Explanation: ***Drug A*** - Potency is inversely related to the **concentration required to produce an effect (EC50)**. A lower EC50 indicates higher potency. - Drug A achieves its half-maximal effect (indicated by the dashed line) at approximately **0.01 concentration**, which is the lowest among all three drugs. *Drug B* - Drug B reaches its half-maximal effect at a concentration of approximately **1**, which is significantly higher than Drug A. - This indicates that a larger dose of Drug B is needed to achieve the same effect as Drug A, making it less potent than A. *Drug C* - Drug C requires the highest concentration, approximately **100**, to achieve its half-maximal effect. - This signifies that Drug C is the least potent among the three drugs, as it demands a much larger dose for an equivalent effect compared to A and B. *Both Drug A & B* - While Drug A is highly potent, Drug B is less potent as it requires a higher concentration to elicit its effect. - Therefore, it is incorrect to state that both drugs A and B have the highest potency.

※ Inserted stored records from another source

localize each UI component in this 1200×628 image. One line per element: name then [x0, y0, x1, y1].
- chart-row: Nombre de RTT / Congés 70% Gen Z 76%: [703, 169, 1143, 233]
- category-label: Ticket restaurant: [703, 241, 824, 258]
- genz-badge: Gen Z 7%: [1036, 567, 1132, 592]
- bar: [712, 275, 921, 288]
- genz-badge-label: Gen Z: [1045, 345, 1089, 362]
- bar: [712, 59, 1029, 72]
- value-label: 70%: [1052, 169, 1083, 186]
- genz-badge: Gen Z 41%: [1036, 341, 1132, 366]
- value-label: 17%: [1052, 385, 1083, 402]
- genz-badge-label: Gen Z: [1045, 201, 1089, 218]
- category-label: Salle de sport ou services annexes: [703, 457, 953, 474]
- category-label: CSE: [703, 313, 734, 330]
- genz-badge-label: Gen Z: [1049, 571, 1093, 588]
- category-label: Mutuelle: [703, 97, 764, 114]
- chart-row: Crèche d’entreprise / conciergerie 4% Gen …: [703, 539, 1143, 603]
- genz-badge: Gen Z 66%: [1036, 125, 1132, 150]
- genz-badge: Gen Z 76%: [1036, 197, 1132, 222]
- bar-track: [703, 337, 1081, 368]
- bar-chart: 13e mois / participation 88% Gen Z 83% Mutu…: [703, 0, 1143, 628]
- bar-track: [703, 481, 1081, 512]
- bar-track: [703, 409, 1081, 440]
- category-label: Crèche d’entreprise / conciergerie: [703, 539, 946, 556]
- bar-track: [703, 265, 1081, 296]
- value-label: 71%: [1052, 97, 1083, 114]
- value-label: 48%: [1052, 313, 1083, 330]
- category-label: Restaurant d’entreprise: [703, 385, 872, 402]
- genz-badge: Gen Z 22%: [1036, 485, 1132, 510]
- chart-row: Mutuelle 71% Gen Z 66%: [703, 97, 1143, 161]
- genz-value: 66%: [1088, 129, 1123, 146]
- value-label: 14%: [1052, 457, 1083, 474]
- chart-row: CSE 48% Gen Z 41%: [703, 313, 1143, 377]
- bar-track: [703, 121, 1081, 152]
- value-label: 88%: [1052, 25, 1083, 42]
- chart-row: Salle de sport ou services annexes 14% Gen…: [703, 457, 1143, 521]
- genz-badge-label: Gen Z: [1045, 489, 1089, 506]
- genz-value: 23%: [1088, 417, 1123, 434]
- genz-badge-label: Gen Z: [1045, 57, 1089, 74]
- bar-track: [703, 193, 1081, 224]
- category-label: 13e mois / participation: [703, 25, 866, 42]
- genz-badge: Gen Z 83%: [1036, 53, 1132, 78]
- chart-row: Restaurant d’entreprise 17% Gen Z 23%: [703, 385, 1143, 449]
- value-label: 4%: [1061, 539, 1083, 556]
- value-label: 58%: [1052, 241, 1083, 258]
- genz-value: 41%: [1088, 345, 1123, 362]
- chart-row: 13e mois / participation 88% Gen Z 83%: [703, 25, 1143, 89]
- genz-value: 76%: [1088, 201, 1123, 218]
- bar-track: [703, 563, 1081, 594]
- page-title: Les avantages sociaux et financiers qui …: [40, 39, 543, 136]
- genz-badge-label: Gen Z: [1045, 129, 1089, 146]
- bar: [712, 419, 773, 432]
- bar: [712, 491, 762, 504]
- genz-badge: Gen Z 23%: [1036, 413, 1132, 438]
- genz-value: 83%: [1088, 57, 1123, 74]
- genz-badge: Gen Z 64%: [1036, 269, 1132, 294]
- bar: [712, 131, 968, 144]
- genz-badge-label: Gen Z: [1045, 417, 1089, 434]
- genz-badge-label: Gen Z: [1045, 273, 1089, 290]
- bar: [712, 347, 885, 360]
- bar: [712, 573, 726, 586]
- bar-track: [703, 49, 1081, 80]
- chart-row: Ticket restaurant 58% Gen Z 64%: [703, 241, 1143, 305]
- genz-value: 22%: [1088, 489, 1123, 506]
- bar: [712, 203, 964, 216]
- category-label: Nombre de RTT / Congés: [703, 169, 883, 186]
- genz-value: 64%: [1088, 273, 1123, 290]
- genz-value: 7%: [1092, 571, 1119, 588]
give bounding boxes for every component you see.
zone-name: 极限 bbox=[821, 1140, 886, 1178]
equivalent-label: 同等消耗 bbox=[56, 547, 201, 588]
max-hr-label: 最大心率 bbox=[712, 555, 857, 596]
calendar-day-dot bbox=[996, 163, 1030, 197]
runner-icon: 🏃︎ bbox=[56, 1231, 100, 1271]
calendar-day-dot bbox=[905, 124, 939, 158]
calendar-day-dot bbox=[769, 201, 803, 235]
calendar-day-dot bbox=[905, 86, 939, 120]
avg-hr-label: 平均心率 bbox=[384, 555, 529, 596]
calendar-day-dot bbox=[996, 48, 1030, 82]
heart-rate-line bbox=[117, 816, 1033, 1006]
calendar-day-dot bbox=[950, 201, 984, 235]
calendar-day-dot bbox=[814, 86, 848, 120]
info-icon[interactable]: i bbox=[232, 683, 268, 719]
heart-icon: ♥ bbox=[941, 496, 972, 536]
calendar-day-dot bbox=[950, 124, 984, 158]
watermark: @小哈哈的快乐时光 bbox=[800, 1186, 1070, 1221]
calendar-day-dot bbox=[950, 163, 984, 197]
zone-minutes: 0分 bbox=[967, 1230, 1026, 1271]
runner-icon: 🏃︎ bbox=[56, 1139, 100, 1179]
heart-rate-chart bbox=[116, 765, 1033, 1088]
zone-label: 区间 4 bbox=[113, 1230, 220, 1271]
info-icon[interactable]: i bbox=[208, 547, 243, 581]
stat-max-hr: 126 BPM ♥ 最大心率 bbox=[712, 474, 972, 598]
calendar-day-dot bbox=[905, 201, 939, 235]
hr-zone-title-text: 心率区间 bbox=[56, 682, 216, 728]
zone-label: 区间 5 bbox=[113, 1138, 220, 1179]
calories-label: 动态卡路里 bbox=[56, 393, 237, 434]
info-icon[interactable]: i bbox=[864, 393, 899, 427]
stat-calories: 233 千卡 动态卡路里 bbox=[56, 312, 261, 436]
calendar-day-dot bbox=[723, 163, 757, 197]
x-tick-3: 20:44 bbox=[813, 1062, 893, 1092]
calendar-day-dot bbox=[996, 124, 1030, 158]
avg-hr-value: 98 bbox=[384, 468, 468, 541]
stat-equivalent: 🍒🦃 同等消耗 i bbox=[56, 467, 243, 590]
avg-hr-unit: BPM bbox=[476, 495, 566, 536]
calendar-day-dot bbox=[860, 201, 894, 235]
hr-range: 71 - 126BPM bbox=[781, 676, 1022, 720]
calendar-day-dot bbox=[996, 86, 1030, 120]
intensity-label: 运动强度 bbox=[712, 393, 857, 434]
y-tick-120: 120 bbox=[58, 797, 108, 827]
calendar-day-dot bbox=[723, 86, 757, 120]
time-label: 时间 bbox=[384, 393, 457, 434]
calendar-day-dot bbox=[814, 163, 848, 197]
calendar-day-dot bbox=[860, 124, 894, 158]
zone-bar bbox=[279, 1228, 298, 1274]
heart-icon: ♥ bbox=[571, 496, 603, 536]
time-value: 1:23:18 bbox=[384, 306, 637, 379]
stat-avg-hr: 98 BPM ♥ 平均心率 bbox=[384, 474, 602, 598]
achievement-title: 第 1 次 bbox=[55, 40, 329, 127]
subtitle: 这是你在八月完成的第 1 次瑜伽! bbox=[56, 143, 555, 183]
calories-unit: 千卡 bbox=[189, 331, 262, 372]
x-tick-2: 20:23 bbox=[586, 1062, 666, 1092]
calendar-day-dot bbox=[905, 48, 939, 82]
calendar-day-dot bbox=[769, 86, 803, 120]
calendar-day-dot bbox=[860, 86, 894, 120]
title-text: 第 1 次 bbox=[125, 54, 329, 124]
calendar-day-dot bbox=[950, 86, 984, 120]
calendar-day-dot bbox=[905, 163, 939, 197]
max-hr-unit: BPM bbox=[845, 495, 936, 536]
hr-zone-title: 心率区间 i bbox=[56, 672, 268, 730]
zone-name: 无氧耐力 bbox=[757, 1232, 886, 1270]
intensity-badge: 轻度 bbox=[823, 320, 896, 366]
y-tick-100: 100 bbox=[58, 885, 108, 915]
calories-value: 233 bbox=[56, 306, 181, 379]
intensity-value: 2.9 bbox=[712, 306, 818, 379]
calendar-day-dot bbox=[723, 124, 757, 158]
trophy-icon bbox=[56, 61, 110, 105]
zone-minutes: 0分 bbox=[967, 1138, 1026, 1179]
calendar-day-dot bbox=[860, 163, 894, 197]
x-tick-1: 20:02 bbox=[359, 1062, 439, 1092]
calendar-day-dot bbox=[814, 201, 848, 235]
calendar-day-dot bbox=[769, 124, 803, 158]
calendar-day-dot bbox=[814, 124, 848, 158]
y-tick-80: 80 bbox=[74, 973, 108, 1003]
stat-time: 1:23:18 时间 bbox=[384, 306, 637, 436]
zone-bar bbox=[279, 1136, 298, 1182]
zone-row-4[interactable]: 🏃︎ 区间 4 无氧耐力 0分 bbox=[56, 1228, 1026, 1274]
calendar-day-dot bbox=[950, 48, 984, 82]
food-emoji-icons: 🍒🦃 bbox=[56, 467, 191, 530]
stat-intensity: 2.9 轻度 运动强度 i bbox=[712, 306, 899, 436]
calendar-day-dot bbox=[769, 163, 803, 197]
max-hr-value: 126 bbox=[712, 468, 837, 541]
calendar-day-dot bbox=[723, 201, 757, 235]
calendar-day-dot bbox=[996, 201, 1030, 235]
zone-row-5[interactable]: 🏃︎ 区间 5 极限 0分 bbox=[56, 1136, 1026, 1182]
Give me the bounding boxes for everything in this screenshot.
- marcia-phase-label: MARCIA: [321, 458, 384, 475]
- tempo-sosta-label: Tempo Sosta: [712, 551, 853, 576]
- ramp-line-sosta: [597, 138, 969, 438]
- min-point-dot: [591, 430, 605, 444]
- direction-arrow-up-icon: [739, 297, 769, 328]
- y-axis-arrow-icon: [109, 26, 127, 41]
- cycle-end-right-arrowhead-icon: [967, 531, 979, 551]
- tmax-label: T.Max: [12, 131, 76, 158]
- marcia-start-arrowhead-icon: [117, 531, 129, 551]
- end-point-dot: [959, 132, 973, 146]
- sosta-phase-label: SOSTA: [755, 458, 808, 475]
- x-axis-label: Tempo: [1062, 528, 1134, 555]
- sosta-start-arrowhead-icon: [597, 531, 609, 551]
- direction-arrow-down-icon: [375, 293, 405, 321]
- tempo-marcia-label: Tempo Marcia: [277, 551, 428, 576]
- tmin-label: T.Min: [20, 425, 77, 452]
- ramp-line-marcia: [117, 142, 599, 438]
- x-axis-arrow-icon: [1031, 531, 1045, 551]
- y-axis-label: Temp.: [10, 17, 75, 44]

Explanation: ***A and B are full agonists*** - Both Drug A and Drug B reach the **maximum biological effect**, indicated as 100 on the y-axis, meaning they are capable of producing the full response. - A full agonist is a substance that binds to a receptor and produces the **maximum possible biological response**. *C is non-competitive antagonist* - Drug C *does* produce a biological effect, albeit a lower one, making it a **partial agonist**, not an antagonist. - A non-competitive antagonist would **reduce the maximum effect** of the agonist and shift the curve downwards, which is not what is observed here for C. *B is more potent than A* - Drug A achieves 50% of its maximal effect at a **lower concentration** than Drug B (i.e., further to the left on the x-axis). - Therefore, Drug A is **more potent** than Drug B, as potency is inversely related to the concentration required for a given effect. *A is more efficacious than B* - Both Drug A and Drug B reach the **same maximum biological effect** (100 on the y-axis), indicating they have equal efficacy. - Efficacy refers to the **maximum effect** a drug can produce, regardless of the dose.